MUSC Dr. Allison Eckard specializes in pediatric infectious disease and said it’s true.

“We are starting to see another surge of cases, and children are among those who are getting infected,” Eckard said. “You have to remember that many of our children, particularly the younger children, have not yet been vaccinated. So there are still many children who are vulnerable.

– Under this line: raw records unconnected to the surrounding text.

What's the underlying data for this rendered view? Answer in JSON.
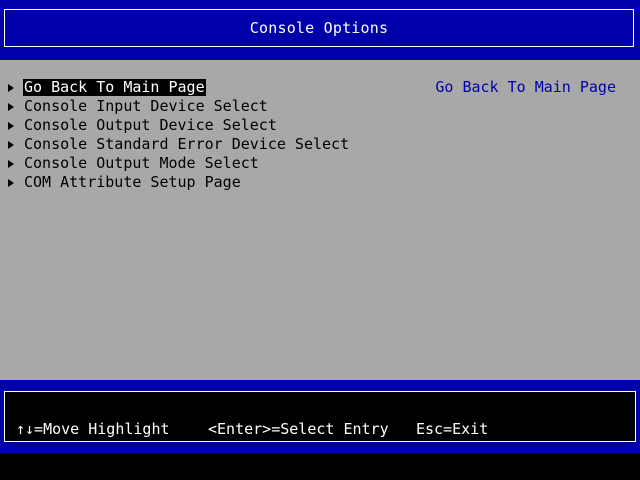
{
  "header": {
    "title": "Console Options"
  },
  "menu": {
    "items": [
      {
        "label": "Go Back To Main Page",
        "selected": true
      },
      {
        "label": "Console Input Device Select",
        "selected": false
      },
      {
        "label": "Console Output Device Select",
        "selected": false
      },
      {
        "label": "Console Standard Error Device Select",
        "selected": false
      },
      {
        "label": "Console Output Mode Select",
        "selected": false
      },
      {
        "label": "COM Attribute Setup Page",
        "selected": false
      }
    ]
  },
  "help": {
    "text": "Go Back To Main Page"
  },
  "footer": {
    "move_highlight": "↑↓=Move Highlight",
    "select_entry": "<Enter>=Select Entry",
    "exit": "Esc=Exit"
  },
  "colors": {
    "header_bg": "#0000aa",
    "body_bg": "#a8a8a8",
    "help_text": "#0000aa",
    "highlight_bg": "#000000",
    "highlight_fg": "#ffffff"
  },
  "icons": {
    "menu_item_marker": "right-triangle-icon"
  }
}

So yes, we are seeing another spike of cases among young children.”

Numbers pulled from SC DHEC show 8.7 percent of COVID cases the last three months were in kids under 10. That’s compared to 2.4 percent last spring.

It appears the median and average age of cases has also steadily decreased.

Eckard said, thankfully, it’s now clear that children have less severe COVID than adults in general.

“But there are a couple of very common conditions that put children at an increased risk,” she said. “Such as asthma, diabetes, even some special needs kids because they have underlying immune system problem.”

Eckard says there are a couple of children with acute COVID hospitalized at MUSC right now. But it’s not physicians’ only concern at the hospital.

“We are seeing record numbers of patients with non-COVID respiratory viruses like RSV very different than other years. Our intensive care unit at the Children’s Hospital are overflowing,” Eckard said.

She’s said it’s proof masks can protect unvaccinated kids from multiple viruses because as mass-wearing and restrictions lightened up, they saw more illness.

“Our first priority is the safety of our children and teachers,” said SC DHEC Director Dr. Edward Simmer in a recent press release. “That is why, above all else, we’re urging all eligible South Carolinians to roll up their sleeves and get vaccinated if they haven’t already done so. The last thing we want is for COVID-19 to spread through our schools causing avoidable illness.

The CDC advises, “If your child is two years and older, make sure that your child wears a mask in public settings.”